Ünlü oyuncu Deniz Türkali'yi taciz eden Bakan kim?

Oray Eğin köşesinde, Deniz Türkali’nin gazeteci olduğu dönemde, Milli Görüş’çü bir bakan tarafından uğradığı tacizi yazdı.

Habertürk yazarı Oray Eğin köşesinde, Deniz Türkali’nin gazeteci olduğu dönemde, Milli Görüş’çü bir bakan tarafından uğradığı tacizi yazdı.

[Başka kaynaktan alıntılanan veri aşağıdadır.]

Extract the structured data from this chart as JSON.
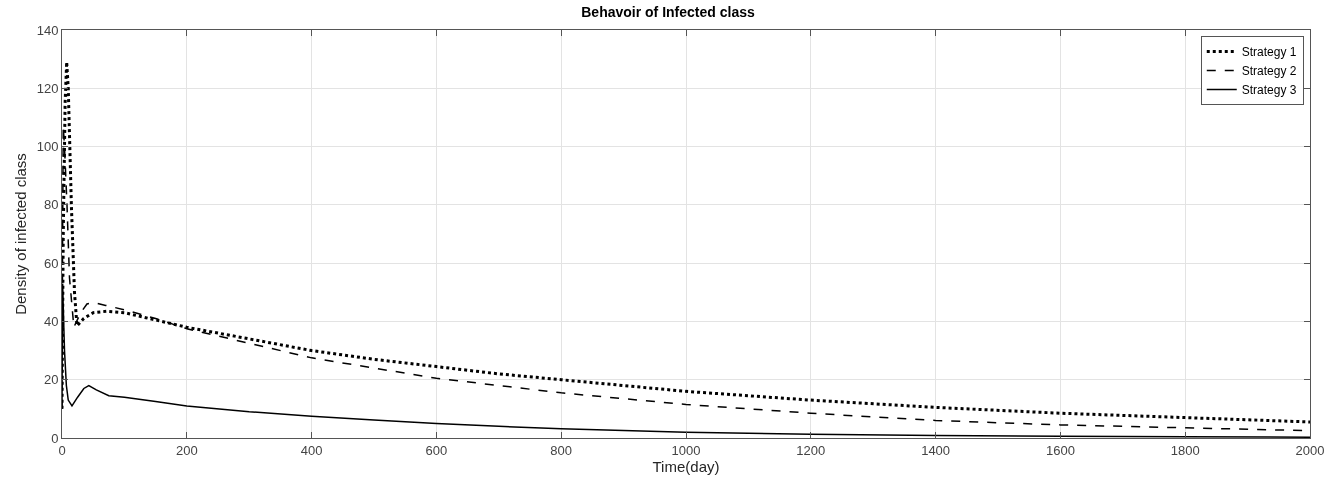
{
  "chart_data": {
    "type": "line",
    "title": "Behavoir of Infected class",
    "xlabel": "Time(day)",
    "ylabel": "Density of infected class",
    "xlim": [
      0,
      2000
    ],
    "xticks": [
      0,
      200,
      400,
      600,
      800,
      1000,
      1200,
      1400,
      1600,
      1800,
      2000
    ],
    "ylim": [
      0,
      140
    ],
    "yticks": [
      0,
      20,
      40,
      60,
      80,
      100,
      120,
      140
    ],
    "grid": true,
    "legend": "top right",
    "series": [
      {
        "name": "Strategy 1",
        "color": "#000000",
        "line_style": "dotted",
        "x": [
          0,
          2,
          5,
          7.5,
          10,
          15,
          20,
          24,
          35,
          50,
          72,
          100,
          150,
          200,
          300,
          400,
          500,
          600,
          700,
          800,
          900,
          1000,
          1200,
          1400,
          1600,
          1800,
          2000
        ],
        "values": [
          10,
          70,
          115,
          129,
          120,
          80,
          50,
          38.5,
          41,
          43,
          43.5,
          43,
          40.5,
          38,
          34,
          30,
          27,
          24.5,
          22,
          20,
          18,
          16,
          13,
          10.5,
          8.5,
          7,
          5.5
        ]
      },
      {
        "name": "Strategy 2",
        "color": "#000000",
        "line_style": "dashed",
        "x": [
          0,
          1,
          2,
          4,
          8,
          12,
          19,
          30,
          40,
          51,
          70,
          100,
          150,
          200,
          300,
          400,
          500,
          600,
          700,
          800,
          900,
          1000,
          1200,
          1400,
          1600,
          1800,
          2000
        ],
        "values": [
          10,
          70,
          107,
          100,
          80,
          55,
          38,
          43,
          46,
          46.5,
          45.5,
          44,
          41,
          37.5,
          32.5,
          27.5,
          24,
          20.5,
          18,
          15.5,
          13.5,
          11.5,
          8.5,
          6,
          4.5,
          3.5,
          2.5
        ]
      },
      {
        "name": "Strategy 3",
        "color": "#000000",
        "line_style": "solid",
        "x": [
          0,
          0.5,
          1,
          2,
          4,
          7,
          10,
          16,
          25,
          35,
          43,
          55,
          75,
          100,
          150,
          200,
          300,
          400,
          500,
          600,
          700,
          800,
          1000,
          1200,
          1400,
          1600,
          1800,
          2000
        ],
        "values": [
          10,
          40,
          53,
          45,
          30,
          18,
          13,
          11,
          14,
          17,
          18,
          16.5,
          14.5,
          14,
          12.5,
          11,
          9,
          7.5,
          6.2,
          5,
          4,
          3.2,
          2,
          1.3,
          0.9,
          0.6,
          0.4,
          0.3
        ]
      }
    ]
  }
}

BAKANLA MAKAMINDA RÖPORTAJ İÇİN GÖRÜŞME

Eğin yazısında şu ifadeleri kullandı:

“Deniz Türkali’yi oyuncu, şarkıcı, anne, eş ve hatta restoran işletmecisi olarak bilirim ama bir dönem gazetecilik yaptığını duymamıştım. Murat Çelikkan’ın onunla yaptığı ‘... daha dans edicem...’ adlı nehir söyleşi kitabından öğrendim.

Türkali 70’li yılların sonunda Babıâli’ye muhabir olarak giriyor ve Milliyet’te çalışıyor.

‘Tecavüze uğramadım ama taciz ve tecavüz yeltenmelerinin faillerinden söz etmeyeyim’ diyor o dönemle ilgili. ‘Hayattalar çünkü.’

8 Mart 1977 Kadınlar Günü hakkında bir haber dosyası hazırlarken yolu Ankara’ya düşüyor ve bir arkadaşı vesilesiyle bakanlığa görüş almaya gidiyor.

Dönemin MSP’li bakanıyla makamında görüşüyor. Üzerinde bir blucin ve gömlek var, gömleğinin kolları sıvanmış ama göğüsleri açık. Bakan MSP’li olduğu için saygısızlık olmasın diye düğmelerini kapatıyor görüşmeden önce Türkali, kollarını ilikleyip makamına giriyor.

Bakana sorularını iletiyor, bakan da yazılı yanıt vereceğini söylüyor.”

“BEN SANA AŞIK OLDUM”

Eğin, Deniz Türkali’nin uğradığı tacizi ise şöyle anlattı:

“Türkali ertesi gün Milliyet bürosuna döndüğünde ise ortalığı karışmış buluyor. Herkes onu arıyor, bir gece önce bakanın gazeteye gelip onu aradığını, sabaha karşı 2’ye kadar beklediğini söylüyorlar.

Türkali de anlam veremiyor. Sonuçta tek beklediği sorulara verilecek yazılı yanıtlar; bizzat gelmesi, araması biraz tuhaf.

Ertesi gün bakanın özel kalemini aradığında hemen makamına gelmesini söylüyorlar Türkali’ye. Kapının önündeki kalabalığa rağmen Türkali hemen odaya alınıyor. Yazılı cevapları almayı beklerken bakan oturmasını söyleyip bir itirafta bulunuyor: ‘Ben sana âşık oldum.’

Türkali kendince konuyu geçiştirmeye kalktıkça bakan üsteliyor, elinde tuttuğu yanıtları vermiyor ve ona sarılmaya kalkıyor.

‘İkimiz başladık didişmeye, ben iki elimi koydum araya ve kurtulmaya çalışıyorum’ diye anlatıyor Türkali: ‘Bir yandan da nevrim döndü, masanın üstünde kristal kül tablası var. ‘Alayım şunu kafasına geçireyim’ diyorum. ‘Kesin şunu’ diyorum, tehdit ediyorum, ‘Ben gazeteciyim ve bunları yazarım’ diye.’

Buna karşılık bakan da tekzip edeceğini, kendisine daha çok inanacaklarını söylüyor.

Türkali ancak ‘Sayın Bakan, bakın maneviyat çok önemli, şimdi siz beni bırakın, bu aşk manevi olarak sürsün’ deyince kurtuluyor elinden. Cevapları alıp Meclis’ten ödü kopmuş bir şekilde çıkıyor.”